Typical proponents of same-sex marriage think that same-sex couples should be allowed to marry without interference from others because they love each other.  In addition, they believe we have two classes of people: (1) persons who prefer members of the opposite sex and (2) persons who prefer members of the same sex.  The first group may marry in accordance with their preferences.  The second group may not marry in accordance with their preferences.  Discrimination purportedly exists against the second group.

The logic of the above position has an enticing simplicity, but is it true?

First, marriage involves more than feelings or attitudes of the parties involved.  If it were subjective, then anyone could be "married," and it would no longer be an institution.  Justice S. Sotomayor hinted at this during her questioning of the attorneys against California’s Proposition 8 when she asked if any restrictions could be placed on marriage.  Could marriage be between a parent and his or her child?  Would polygamy implicitly be allowed if the restriction that marriage is between a man and a woman were lifted?  If the definition is open-ended and depends only on the feelings of the two parties intending to be married, then marriage loses all relevance in law or society.

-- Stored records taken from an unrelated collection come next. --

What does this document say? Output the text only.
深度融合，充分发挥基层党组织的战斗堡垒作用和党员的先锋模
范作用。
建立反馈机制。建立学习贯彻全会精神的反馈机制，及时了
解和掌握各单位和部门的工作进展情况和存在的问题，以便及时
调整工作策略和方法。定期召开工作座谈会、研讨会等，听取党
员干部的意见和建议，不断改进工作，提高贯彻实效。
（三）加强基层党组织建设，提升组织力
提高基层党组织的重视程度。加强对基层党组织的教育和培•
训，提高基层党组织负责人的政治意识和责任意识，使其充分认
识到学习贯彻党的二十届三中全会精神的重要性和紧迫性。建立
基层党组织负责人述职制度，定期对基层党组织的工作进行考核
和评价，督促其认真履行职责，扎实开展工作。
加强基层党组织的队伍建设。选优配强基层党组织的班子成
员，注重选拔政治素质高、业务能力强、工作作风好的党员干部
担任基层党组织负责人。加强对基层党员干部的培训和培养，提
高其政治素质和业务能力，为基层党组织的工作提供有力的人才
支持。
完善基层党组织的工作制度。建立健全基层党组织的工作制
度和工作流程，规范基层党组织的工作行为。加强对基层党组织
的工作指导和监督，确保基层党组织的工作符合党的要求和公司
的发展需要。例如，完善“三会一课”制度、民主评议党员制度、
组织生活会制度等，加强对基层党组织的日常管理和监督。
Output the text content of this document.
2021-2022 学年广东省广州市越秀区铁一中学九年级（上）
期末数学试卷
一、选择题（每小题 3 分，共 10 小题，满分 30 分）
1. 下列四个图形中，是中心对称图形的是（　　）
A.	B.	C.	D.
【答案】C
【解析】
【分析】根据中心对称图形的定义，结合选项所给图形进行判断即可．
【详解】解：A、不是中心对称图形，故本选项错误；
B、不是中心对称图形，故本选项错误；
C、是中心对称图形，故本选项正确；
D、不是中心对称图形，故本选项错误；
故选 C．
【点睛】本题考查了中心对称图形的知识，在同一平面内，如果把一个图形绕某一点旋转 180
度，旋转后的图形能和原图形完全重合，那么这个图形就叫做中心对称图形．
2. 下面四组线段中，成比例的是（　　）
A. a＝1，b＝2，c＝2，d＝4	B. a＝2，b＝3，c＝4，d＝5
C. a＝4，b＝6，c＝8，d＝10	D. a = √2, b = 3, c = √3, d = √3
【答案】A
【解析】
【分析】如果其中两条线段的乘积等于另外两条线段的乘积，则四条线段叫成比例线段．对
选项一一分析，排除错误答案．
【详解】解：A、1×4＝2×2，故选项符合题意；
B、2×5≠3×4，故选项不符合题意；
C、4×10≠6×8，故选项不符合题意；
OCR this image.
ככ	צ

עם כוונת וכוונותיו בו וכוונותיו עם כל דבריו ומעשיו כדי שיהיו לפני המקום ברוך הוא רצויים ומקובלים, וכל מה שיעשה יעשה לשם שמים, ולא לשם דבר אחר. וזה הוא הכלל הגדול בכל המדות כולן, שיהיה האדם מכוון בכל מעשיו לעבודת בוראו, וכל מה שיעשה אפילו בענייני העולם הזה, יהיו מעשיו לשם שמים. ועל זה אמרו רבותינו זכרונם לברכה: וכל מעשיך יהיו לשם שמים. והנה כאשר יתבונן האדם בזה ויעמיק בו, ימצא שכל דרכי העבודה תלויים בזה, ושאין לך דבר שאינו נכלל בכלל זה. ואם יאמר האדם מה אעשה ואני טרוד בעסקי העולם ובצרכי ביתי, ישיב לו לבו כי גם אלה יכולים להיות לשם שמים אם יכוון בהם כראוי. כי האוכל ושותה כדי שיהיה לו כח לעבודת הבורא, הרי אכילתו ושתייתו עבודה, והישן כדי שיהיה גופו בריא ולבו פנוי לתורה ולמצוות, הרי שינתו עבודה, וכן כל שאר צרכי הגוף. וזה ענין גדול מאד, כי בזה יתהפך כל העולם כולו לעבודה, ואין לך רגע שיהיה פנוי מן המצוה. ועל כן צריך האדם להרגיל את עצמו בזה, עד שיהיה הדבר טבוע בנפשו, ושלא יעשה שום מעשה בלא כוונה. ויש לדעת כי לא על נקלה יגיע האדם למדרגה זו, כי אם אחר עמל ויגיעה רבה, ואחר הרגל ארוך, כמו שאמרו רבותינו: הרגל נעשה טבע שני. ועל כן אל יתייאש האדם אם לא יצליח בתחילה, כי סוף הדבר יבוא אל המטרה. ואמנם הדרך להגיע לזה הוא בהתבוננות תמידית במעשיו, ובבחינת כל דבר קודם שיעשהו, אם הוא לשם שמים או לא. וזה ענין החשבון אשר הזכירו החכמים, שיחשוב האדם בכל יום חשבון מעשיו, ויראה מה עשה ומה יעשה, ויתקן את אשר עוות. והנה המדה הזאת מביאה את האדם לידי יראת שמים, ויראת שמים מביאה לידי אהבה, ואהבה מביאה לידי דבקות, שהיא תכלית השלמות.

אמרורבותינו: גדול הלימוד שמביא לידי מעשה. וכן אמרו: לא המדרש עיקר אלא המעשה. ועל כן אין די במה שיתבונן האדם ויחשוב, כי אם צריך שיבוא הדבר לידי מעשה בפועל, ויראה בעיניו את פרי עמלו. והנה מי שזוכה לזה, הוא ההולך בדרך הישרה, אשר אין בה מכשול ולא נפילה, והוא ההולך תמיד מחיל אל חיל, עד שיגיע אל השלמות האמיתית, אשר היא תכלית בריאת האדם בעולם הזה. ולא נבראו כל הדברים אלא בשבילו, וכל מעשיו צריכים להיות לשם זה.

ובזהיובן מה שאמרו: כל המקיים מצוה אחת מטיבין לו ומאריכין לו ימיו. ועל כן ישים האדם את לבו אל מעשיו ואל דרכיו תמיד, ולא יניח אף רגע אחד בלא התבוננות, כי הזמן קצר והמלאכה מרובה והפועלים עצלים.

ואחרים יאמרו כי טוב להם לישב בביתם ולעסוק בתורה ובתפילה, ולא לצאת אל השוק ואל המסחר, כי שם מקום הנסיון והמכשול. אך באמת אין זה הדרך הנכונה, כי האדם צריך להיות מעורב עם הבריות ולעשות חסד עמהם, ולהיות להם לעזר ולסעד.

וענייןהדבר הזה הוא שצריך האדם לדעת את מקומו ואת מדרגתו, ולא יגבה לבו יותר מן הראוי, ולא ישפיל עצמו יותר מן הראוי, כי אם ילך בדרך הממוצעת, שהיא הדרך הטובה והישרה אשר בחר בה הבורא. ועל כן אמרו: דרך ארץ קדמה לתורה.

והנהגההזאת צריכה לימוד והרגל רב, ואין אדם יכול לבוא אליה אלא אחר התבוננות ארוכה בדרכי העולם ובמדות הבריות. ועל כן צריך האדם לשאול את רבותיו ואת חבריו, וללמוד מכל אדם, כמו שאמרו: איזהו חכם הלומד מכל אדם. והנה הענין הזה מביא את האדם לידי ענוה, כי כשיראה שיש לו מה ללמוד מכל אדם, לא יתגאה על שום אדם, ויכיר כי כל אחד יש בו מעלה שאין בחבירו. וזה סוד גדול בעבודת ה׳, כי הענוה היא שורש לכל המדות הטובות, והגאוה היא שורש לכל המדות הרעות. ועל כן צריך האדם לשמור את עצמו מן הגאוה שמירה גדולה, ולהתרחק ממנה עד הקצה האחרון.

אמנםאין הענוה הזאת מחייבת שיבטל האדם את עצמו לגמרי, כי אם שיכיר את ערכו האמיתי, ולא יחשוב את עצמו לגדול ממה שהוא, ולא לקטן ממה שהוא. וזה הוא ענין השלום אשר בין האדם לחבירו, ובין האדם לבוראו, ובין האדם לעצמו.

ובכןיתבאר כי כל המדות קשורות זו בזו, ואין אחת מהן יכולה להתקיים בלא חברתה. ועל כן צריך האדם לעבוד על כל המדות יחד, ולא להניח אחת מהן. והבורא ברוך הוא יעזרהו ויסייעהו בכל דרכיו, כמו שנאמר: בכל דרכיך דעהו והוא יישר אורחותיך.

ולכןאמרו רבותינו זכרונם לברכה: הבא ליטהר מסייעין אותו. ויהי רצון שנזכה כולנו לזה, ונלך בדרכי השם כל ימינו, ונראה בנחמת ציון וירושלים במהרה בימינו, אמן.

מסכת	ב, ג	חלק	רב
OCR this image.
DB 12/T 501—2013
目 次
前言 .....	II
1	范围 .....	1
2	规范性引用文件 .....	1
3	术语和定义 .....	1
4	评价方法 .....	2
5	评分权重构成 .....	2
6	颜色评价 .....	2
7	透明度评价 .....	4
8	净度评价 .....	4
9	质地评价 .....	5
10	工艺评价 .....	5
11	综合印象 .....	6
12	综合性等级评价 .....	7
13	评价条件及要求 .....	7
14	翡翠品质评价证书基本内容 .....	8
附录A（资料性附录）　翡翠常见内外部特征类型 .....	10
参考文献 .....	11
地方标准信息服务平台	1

Further, looking at the view that says that marriage is discriminatory, Justice A. Scalia asked attorney Ted Olson when this exclusion began.  His question understands that to be discriminatory against a class of persons, a law or an action must have been put in place at some point in time with the intent to discriminate.  For example, the 14th Amendment was a response to the Black Codes enacted in the former Confederate states after the Civil War.  Attorney Olson had to admit he had no specific date or occasion of exclusion.  Thus, marriage was never licensed and regulated to exclude anyone, just as calling a dog a "cocker spaniel" was never intended or created to exclude non-cocker spaniels from that designation.

Our last argument in support of traditional marriage is also definitional, but not “merely semantics.”  The argument would be that anyone – gay or straight – can enter into heterosexual marriage if he or she pleases to do so.  Thus, even if a homosexual male or female claims to be that way from birth, he or she would not be barred from marrying a member of the opposite sex because of that propensity.  If a homosexual male could find a female willing to marry him even though he is homosexual, there would not be any law forbidding that union.  Likewise, a lesbian could marry a male if the male were agreeable to marrying her.  Thus, sexual orientation would not be the basis of discrimination for participating in the traditional (eternal) definition of marriage.  People unsuited to be married together are getting married all the time based on the fact that one is a male and the other is a female.  Therefore, one's sexual orientation is not a bar to marriage.  The present definition of marriage does not discriminate against gays in the same ways that laws of an earlier period barred marriage of a black and a white even if they were heterosexual.  Present marriage laws deny no one his or her civil rights.

Lastly, there is an all-important extra-legal principle that has been incorporated into our legal system.  It was established approximately 3,500 years ago and carried forward by the Romans, and later by the Teutonic tribes that took over the Roman Empire beginning in the 5th century AD.  This wise principle states, “Honor your father and your mother.”  No one would think that this precept means honor anyone who loves you and provides for your needs.  Clearly, it's gender-specific.